Excerpts from statement by Sabine Lautenschläger, member of the Executive Board of the European Central Bank, at the G7 2019 conference on “Cybersecurity: Coordinating efforts to protect the financial sector in the global economy”, Paris, 10 May 2019.
We see a number of trends in the financial sector related to cyber risk:
- First, the close interconnection and complexity of the financial system creates vulnerabilities which can be exploited by cyber attackers.
- Second, attackers seem to be gaining an ever deeper understanding of how the financial system operates. This enables them to swiftly detect and exploit weaknesses more efficiently and should be a concern for us all.
- Third, both banks and financial market infrastructures are struggling to find staff with the skills and experience needed to fend off cyber-attacks. Indeed, the skills gap extends well beyond the financial sector. All relevant stakeholders need to urgently work on strategies to make sure that our workforce has the right skills for our future economies, and that our society is able to reap the benefits of innovation.
- Finally, true innovation is always disruptive. Fintech might disrupt financial markets in positive ways. But it also comes with risks: fiercer competition could lead some market players to embrace and adopt new technologies, services or methods before fully grasping the related risks – cyber-risks in this case.
Banks, in particular, should aim to simplify their IT landscape. Simpler IT landscapes have a smaller attack surface. And the easier these systems are to understand and maintain, the better they can be protected.
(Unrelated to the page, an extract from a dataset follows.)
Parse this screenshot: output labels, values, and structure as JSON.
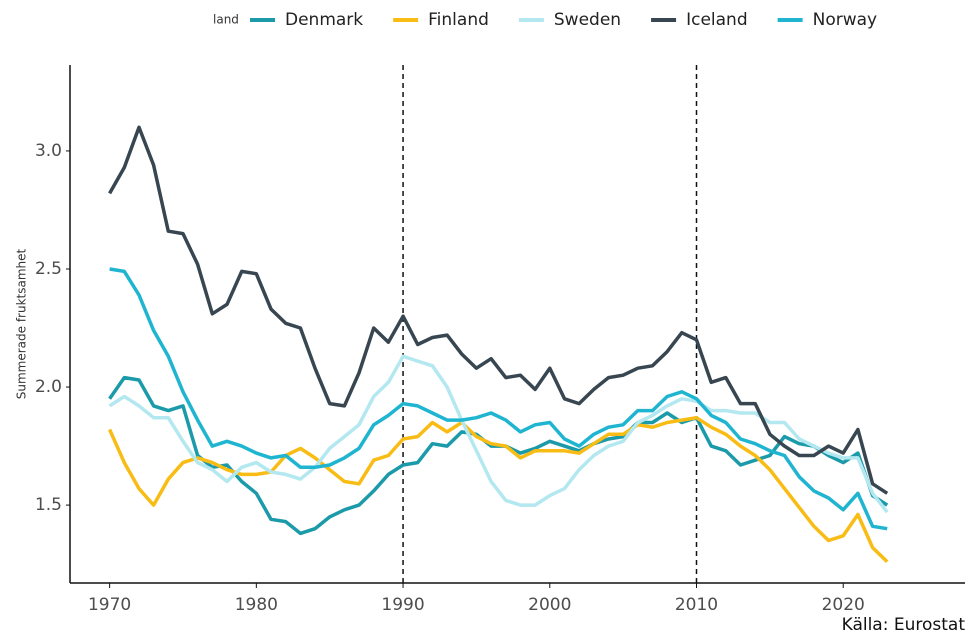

And, last but not least, we see that a significant number of FMIs still lack dedicated cyber incident response plans.
To facilitate the proportionate implementation of the guidance, the ECB published the Cyber Resilience Oversight Expectations, or CROE for short, in December 2018. A tool for FMIs and overseers alike, the CROE sets out three levels of increasingly demanding expectations, tailored to the size of the FMI.
To complement the CROE, the ECB has also developed another tool: the European threat intelligence based ethical red team testing framework (TIBER-EU). By means of “ethical hacking”, red teaming helps to assess a financial institution’s ability to withstand a cyber-attack. TIBER-EU serves to guide authorities and financial institutions in conducting threat-intelligence based red teaming, and to avoid duplication through the emergence of similar pan-European tests.
But testing the resilience of individual FMIs or banks may not be sufficient. The financial system is highly interconnected and any cyber-attack could thus trigger contagion. This is why the ECB hosted a market-wide crisis communication exercise, UNITAS, in June 2018. UNITAS facilitated a discussion among pan-European financial infrastructures on a scenario in which a cyber-attack resulted in a loss of data integrity and a knock-on effect on other financial infrastructures.
The exercise revealed that there were weaknesses at the European level, which are now being followed up on by the Euro Cyber Resilience Board for pan-European Financial Infrastructures, or ECRB for short.
The number of reported cyber incidents has been rather low, the most frequent type being Distributed Denial of Service attacks (DDoS). Other reported incidents were related to unauthorized access, accidental data leakage and phishing attacks. In many cases, there was a delay between the onset of the attack and its detection. Finally, we see that attackers gained access to banks’ systems by exploiting both technological vulnerabilities, such as missing IT security measures, and human ones, such as insufficient staff awareness.
Although the number of reported cyber incidents has been rather low, I would not dare to conclude cyber threat levels are low, or even decreasing. I rather think that it is a matter of time until we experience a major attack.